L'absent le plus présent
En principe, il est le khalife désigné de la Tidjania sénégalaise à l'échelle des fils. Mais Serigne Cheikh Tidiane Sy assumera-t-il cette succession ? Là est le suspense après le décès de Serigne Mansour Sy.
Qui pour occuper la place laissée vacante par le khalife Serigne Mansour Sy, rappelé à Dieu, samedi aux environs de 23 heures ? Les informations qui nous reviennent laissent entendre que jusque tard dans la soirée, il n'avait pas fait signe de vie, alors que tout le monde est d'accord que c'est lui qui doit succéder à Serigne Mansour Sy, le système de transmission du pouvoir étant fondé sur l'âge, sur l'échelle des fils.
Natif de Saint-Louis, Serigne Cheikh Tidiane Sy est le troisième fils de Serigne Ababacar Sy, khalife des tidjanes de 1922 à 1957. Guide religieux atypique, érudit et d'une éloquence hors normes, il fait partie des fondateurs du Parti de la solidarité sénégalaise (PSS, opposition à Senghor), avec notamment Ibrahima Seydou Ndao. C'est fort de cette casquette qu'il est emprisonné en 1959, à la suite de la contestation de résultats électoraux jugés “tronqués” par le PSS et le Parti de l'indépendance et du travail (PAI).
Sa nomination comme ambassadeur au Caire dans les années 60, marque un début de réconciliation avec Senghor. Mais très vite, on le soupçonne de complot avec certains milieux islamistes. Serigne Cheikh, comme le nomment affectueusement ses fidèles, lance dans les 80 la Dahiratoul Moustarchidina Wal Moustarchidaty qui se signalera par son opposition frontale au régime socialiste, alors dirigé par Abdou Diouf. Le mouvement est surtout animé par son fils, Serigne Moustapha Sy, qui tire son charisme de son père. Le pic de la confrontation sera physique. Sous l’initiative de la Coordination des forces démocratiques (Cfd), le 16 février 1994, les Mouschtarchidines prennent la rue.
La marche à travers les grandes avenues de la capitale sénégalaise va dégénérer : sept personnes, dont six policiers, seront tuées à l'arme blanche, en plus des blessés du côté des manifestants. Plus de 150 membres du mouvement des Moustarchidines sont arrêtés ; de même que des membres des partis de l’opposition qui vont rejoindre leur leader en prison dont Serigne Moustapha Sy, arrêté le 30 octobre 93. Ces Moustarchidines et Moustarchidates seront incarcérés dans les prisons de Dakar et Rufisque où ils vont rester des mois avant de bénéficier d’un non-lieu.

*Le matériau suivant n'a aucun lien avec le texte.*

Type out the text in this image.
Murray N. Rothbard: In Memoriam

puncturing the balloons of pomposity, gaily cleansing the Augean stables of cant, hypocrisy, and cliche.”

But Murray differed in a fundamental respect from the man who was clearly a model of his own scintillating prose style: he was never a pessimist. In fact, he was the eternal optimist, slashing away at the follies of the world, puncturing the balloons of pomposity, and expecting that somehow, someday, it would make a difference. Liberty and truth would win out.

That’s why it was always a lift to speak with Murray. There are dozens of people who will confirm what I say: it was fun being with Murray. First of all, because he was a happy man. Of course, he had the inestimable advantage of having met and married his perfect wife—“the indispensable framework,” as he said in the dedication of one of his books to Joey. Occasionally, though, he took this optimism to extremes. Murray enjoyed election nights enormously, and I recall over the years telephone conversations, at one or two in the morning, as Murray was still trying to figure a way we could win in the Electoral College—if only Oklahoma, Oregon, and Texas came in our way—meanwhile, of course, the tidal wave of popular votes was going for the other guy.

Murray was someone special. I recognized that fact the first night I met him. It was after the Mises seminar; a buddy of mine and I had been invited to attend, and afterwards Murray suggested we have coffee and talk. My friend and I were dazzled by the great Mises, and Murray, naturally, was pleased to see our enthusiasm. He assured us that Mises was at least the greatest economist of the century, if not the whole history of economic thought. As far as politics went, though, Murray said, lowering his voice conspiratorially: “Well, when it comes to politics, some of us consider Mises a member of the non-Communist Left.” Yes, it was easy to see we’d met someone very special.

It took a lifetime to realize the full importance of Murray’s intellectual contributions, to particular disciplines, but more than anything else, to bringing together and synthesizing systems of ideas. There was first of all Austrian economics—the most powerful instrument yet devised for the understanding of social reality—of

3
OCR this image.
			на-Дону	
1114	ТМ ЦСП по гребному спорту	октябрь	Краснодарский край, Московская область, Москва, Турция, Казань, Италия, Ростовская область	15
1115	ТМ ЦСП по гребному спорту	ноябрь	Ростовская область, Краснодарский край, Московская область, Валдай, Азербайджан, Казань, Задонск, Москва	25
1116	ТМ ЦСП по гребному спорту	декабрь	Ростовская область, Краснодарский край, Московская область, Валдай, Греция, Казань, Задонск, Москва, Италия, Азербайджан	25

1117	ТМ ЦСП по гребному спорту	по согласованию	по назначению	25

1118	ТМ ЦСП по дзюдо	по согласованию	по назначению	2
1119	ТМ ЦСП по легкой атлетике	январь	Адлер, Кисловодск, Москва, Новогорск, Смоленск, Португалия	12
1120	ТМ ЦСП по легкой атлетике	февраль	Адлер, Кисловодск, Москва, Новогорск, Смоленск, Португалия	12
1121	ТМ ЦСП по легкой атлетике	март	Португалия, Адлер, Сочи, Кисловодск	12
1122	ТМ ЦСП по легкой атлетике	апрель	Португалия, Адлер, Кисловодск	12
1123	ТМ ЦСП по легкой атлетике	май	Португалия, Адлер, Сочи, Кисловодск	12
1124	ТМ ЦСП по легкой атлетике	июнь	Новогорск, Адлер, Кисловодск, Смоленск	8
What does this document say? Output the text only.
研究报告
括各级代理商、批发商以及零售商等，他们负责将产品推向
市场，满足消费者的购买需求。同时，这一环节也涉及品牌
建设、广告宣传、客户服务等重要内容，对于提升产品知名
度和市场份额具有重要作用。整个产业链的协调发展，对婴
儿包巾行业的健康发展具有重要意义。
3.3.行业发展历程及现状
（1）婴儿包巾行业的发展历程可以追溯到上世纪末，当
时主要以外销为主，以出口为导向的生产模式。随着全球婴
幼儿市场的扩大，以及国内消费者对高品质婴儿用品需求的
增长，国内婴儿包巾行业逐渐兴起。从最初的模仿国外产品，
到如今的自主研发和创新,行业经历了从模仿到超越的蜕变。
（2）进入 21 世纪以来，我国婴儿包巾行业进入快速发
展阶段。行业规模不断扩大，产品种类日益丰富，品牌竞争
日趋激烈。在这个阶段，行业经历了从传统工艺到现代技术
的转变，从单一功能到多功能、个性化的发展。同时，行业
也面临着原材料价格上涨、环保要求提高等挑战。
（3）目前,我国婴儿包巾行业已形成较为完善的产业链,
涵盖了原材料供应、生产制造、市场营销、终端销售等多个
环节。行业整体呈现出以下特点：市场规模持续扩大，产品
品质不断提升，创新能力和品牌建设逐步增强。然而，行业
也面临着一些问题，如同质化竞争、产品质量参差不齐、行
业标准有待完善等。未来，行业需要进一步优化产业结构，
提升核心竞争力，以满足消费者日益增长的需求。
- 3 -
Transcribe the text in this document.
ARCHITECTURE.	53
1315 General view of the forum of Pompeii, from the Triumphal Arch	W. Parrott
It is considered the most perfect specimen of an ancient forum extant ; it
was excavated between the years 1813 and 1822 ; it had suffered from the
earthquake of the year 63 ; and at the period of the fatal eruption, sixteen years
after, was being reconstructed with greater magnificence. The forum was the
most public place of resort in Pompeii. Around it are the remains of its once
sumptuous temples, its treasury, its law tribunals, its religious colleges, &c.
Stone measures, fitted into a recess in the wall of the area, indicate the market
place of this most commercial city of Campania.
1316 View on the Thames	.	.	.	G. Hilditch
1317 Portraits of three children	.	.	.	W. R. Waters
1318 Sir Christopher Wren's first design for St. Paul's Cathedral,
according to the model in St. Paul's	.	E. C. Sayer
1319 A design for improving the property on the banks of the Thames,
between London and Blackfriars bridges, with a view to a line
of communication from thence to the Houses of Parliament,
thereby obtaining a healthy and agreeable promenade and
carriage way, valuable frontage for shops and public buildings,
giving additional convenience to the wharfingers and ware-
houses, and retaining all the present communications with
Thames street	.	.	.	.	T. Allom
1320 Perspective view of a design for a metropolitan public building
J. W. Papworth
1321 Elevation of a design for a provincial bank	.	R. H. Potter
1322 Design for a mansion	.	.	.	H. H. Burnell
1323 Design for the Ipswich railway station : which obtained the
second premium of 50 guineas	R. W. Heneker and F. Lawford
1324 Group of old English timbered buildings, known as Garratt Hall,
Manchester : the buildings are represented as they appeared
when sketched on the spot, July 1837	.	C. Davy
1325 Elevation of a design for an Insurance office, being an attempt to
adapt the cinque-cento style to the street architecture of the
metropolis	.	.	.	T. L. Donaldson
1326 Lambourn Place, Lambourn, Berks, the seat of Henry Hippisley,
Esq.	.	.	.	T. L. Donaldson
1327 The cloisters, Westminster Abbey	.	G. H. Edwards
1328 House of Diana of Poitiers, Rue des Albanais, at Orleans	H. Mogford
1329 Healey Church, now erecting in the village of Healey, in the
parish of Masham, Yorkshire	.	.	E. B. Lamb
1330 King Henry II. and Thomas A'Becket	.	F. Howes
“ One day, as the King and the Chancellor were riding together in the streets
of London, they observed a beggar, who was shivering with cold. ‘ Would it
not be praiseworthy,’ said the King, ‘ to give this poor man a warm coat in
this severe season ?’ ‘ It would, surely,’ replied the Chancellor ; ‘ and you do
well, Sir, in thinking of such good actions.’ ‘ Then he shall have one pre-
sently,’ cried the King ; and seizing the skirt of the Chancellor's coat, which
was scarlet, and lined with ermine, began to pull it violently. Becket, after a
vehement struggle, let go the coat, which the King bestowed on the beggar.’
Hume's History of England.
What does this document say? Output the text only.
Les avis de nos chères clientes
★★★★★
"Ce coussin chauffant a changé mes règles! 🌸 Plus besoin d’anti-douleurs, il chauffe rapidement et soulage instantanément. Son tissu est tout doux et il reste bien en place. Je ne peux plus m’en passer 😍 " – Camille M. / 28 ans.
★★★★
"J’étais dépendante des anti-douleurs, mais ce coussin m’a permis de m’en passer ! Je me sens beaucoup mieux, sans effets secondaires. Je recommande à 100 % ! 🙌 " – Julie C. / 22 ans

L'arrivée de Me Wade au pouvoir ne marque pas la fin des hostilités. Si les Moustarchidines ne prennent plus la rue, ils alimentent, à travers des débats et conférences, l'adhésion à un courant réformiste de l'islam qui met en avant le travail et l'engagement. L'Université du ramadan organisée chaque année constitue le socle de cette idéologie.
Serigne Cheikh est depuis quelques années ''invisible''. Ses apparitions sont si rares que ses sorties sont très attendues. ''La méditation et la réflexion sont ses aliments'', confie un de ses proches. Cette discrétion légendaire est compensée par son fils qui ne rate pas les occasions de donner la position de son père sur les questions, même politiques.
De santé fragile, celui qui est adulé par ses proches, pourra-t-il assumer la charge qui lui est due ? Acceptera-il de l'assumer ? Saura-t-il unifier la famille divisée des Sy de Tivaouane ? Si personne ne conteste son leadership, lui seul décidera s'il prend le trône ou pas. Tout le suspense est là.